Today, my wondering has become quite sophisticated. Could the intubation trauma and PTSD experience in 1972 – four years before the back surgery – have triggered my autonomic nervous system into a chronic ‘hyper aroused, hypervigilant’ state?  When coupled with a structural misalignment from my breech birth and the provocation from the ‘saddle-block’ anesthetic injection during the first childbirth, could this second birthing experience have  predisposed  my vertebrae for atypical motion three weeks after the laminectomy?

The base of the skull consists of the sphenoid base  and the occipital base (Basi sphenoid, Basi occiput). 

At birth, and several years following,
there is a joint that is movable. Forces applied during breech birth to the occiput are transmitted to this joint and can affect
the course of the person’s life.
The age of ossification (fusion) of this joint varies depending on growth spurts. This fusion process, beginning in the teens, is finished by age 25. In the cranial Osteopathic perspective, strain patterns between these two bones influence the stability and functionality of the autonomic nervous system. These strain patterns can be eliminated and/or reduced by the cranial Osteopath. The younger the child, the higher the probability of rapid positive change.

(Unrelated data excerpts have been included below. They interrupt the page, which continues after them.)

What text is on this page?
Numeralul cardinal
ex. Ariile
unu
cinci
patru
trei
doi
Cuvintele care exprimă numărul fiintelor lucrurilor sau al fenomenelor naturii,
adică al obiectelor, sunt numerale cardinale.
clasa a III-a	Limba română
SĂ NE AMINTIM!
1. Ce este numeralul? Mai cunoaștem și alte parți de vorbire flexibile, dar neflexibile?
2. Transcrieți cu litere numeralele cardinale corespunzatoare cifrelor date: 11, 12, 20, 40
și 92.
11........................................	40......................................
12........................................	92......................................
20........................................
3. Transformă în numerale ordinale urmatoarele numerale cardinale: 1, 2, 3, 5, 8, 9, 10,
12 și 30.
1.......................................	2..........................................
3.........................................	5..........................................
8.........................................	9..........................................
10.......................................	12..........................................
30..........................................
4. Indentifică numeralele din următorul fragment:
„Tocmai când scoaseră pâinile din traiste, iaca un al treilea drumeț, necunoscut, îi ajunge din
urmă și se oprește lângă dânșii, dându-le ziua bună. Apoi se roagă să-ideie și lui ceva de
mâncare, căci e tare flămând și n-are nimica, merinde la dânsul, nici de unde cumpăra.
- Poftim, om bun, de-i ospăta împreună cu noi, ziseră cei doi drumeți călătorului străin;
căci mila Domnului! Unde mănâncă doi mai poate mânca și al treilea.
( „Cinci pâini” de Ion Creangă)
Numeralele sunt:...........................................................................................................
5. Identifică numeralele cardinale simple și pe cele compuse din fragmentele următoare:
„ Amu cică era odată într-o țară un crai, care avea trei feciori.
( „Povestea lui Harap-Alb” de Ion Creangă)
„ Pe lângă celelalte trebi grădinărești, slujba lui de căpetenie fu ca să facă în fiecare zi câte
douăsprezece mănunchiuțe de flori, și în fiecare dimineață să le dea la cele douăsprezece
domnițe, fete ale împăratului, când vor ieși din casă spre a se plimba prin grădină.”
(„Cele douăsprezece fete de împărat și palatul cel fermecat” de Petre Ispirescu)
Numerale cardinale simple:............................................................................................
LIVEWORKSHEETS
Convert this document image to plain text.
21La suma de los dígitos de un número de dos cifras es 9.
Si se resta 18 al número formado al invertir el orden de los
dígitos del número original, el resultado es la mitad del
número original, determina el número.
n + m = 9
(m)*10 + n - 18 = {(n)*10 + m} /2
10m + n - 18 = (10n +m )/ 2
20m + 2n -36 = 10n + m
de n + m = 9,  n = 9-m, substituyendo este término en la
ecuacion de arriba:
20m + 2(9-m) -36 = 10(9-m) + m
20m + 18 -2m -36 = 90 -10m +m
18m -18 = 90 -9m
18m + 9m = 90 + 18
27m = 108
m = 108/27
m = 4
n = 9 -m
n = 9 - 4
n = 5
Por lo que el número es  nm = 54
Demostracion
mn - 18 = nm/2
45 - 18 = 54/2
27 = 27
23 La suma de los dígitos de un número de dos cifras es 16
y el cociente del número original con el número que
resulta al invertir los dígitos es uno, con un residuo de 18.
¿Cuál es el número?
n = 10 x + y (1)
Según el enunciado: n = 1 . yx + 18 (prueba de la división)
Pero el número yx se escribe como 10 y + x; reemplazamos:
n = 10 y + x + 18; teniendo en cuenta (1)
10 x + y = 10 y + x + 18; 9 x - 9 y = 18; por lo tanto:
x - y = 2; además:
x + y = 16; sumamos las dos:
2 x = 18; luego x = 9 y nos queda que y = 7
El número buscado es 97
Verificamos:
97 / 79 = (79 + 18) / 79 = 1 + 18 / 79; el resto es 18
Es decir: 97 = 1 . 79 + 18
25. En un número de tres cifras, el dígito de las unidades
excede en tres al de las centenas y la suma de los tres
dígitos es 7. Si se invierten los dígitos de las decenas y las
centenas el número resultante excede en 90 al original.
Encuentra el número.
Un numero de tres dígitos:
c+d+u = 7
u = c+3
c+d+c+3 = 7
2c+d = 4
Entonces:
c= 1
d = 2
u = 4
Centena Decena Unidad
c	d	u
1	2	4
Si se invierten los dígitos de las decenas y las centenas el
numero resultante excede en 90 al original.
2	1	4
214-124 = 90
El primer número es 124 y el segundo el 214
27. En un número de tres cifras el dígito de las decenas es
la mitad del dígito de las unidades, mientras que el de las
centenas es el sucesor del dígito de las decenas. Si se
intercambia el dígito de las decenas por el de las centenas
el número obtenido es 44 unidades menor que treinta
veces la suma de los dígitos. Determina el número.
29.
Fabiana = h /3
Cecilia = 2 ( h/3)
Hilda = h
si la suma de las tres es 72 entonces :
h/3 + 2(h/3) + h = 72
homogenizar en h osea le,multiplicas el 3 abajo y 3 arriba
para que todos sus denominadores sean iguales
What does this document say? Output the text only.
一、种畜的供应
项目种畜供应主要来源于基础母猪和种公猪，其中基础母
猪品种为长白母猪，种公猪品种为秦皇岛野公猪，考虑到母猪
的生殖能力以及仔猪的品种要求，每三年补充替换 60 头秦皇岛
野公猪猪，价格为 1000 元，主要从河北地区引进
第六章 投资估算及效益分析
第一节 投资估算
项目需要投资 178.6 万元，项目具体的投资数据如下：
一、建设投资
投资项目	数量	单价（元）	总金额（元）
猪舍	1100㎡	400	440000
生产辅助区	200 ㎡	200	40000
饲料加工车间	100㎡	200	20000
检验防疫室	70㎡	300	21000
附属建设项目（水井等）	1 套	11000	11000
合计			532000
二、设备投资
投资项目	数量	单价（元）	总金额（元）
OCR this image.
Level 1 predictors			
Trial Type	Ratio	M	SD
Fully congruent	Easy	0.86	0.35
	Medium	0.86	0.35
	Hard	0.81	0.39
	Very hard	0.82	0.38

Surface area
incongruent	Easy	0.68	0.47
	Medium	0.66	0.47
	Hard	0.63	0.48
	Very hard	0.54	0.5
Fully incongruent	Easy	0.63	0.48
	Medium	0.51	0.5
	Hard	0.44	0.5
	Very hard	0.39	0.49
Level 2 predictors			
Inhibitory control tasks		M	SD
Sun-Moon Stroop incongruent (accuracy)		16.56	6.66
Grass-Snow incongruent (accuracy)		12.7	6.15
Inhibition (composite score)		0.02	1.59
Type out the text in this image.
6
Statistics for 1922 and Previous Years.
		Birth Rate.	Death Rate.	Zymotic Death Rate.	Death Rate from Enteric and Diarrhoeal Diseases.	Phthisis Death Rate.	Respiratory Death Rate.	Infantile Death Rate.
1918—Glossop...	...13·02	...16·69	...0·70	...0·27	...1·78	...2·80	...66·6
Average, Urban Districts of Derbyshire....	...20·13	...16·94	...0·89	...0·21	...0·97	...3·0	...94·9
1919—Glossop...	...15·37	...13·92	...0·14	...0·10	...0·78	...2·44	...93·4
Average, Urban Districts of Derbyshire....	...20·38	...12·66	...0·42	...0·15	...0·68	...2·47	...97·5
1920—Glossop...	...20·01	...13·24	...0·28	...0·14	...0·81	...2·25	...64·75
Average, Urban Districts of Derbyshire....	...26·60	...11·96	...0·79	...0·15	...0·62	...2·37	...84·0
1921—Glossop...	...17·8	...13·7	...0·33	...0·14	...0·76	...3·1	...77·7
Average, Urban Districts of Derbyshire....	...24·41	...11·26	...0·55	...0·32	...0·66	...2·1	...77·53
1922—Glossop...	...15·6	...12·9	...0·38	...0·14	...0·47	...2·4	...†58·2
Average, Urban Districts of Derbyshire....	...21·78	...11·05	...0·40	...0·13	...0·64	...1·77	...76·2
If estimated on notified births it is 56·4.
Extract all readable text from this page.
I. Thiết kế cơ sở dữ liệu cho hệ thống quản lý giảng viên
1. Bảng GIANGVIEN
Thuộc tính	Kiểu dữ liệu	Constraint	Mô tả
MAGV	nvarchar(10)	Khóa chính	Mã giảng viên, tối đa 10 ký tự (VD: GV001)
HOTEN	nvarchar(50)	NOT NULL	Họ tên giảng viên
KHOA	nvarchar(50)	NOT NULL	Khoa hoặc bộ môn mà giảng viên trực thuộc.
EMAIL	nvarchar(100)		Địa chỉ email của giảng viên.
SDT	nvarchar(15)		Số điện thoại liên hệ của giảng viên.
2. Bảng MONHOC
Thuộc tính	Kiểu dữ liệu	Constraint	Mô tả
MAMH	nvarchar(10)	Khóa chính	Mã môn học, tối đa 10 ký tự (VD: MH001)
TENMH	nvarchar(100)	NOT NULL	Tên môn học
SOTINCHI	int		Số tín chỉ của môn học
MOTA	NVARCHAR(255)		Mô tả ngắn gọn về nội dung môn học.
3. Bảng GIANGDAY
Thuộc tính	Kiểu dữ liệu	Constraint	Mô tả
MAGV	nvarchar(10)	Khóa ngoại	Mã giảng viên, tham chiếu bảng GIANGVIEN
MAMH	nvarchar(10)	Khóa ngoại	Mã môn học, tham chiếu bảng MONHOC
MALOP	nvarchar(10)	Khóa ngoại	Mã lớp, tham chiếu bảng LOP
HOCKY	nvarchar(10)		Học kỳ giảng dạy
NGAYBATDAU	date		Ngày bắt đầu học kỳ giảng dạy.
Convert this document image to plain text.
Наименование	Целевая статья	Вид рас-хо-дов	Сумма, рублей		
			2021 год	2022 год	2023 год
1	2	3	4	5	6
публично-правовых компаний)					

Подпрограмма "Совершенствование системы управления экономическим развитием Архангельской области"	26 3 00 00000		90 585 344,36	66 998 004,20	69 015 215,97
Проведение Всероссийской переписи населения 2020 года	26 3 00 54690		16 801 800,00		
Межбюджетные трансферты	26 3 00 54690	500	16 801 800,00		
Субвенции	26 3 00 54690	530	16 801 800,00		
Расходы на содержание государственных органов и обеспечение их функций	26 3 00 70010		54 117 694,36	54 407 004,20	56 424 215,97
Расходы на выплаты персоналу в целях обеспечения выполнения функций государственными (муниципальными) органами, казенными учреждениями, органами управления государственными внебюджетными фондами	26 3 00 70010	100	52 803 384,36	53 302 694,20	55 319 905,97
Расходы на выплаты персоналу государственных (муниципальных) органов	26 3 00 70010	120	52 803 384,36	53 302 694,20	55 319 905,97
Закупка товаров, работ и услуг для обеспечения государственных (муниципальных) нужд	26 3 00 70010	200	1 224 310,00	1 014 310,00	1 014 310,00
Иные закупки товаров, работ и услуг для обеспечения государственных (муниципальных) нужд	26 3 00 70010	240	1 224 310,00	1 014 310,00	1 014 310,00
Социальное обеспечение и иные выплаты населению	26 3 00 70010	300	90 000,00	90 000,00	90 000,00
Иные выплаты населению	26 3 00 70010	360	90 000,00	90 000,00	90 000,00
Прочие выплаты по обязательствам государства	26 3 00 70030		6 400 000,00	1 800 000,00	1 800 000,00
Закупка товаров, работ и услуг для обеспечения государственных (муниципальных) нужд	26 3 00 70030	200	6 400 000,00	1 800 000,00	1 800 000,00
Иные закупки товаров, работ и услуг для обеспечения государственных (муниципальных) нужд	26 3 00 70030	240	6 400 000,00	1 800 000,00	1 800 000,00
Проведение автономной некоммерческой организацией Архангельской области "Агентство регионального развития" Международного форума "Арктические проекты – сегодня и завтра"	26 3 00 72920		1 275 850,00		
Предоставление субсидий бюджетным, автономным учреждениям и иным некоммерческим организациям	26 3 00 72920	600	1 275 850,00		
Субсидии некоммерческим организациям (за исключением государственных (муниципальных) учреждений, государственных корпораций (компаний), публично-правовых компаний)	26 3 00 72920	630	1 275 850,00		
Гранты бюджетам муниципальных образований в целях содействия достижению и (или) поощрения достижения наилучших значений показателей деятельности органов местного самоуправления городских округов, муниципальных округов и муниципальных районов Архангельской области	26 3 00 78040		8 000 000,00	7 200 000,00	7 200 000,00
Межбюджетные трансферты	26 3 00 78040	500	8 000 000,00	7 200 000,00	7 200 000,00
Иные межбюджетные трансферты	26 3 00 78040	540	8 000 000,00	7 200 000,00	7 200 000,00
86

This junction, at the center of the skull, is called
the Sphenobasilar Synchrondosis (SBS) and/or
the Spheno-Occipital Junction  (SOS).

Even after ossification, the skilled cranial Osteopath
is able to enhance the functionality –
biochemically, neurologically, emotionally
and structurally – of this central “Controller’, 
located at the midpoint of the human skull.

Over the years, psychiatrists, otolaryngologists, neurologists, orthopods and dentists
 as well as the cranial Osteopath have observed an
‘autonomic nervous system’ dysfunction.

I have always wondered if the initial trigger for these uncommon symptoms was the anesthetic trauma?
My body continues to confront and to release the remnants, residue and ramifications of this insult.

Fifty years later, I no longer wonder:
this injury in the throat (oropharynx) and insult to the autonomic nervous system,
a continuous vibration of  ‘dissonance’, 
not only undermined surgical attempts and recovery
 but also complicated response to TMJ treatment.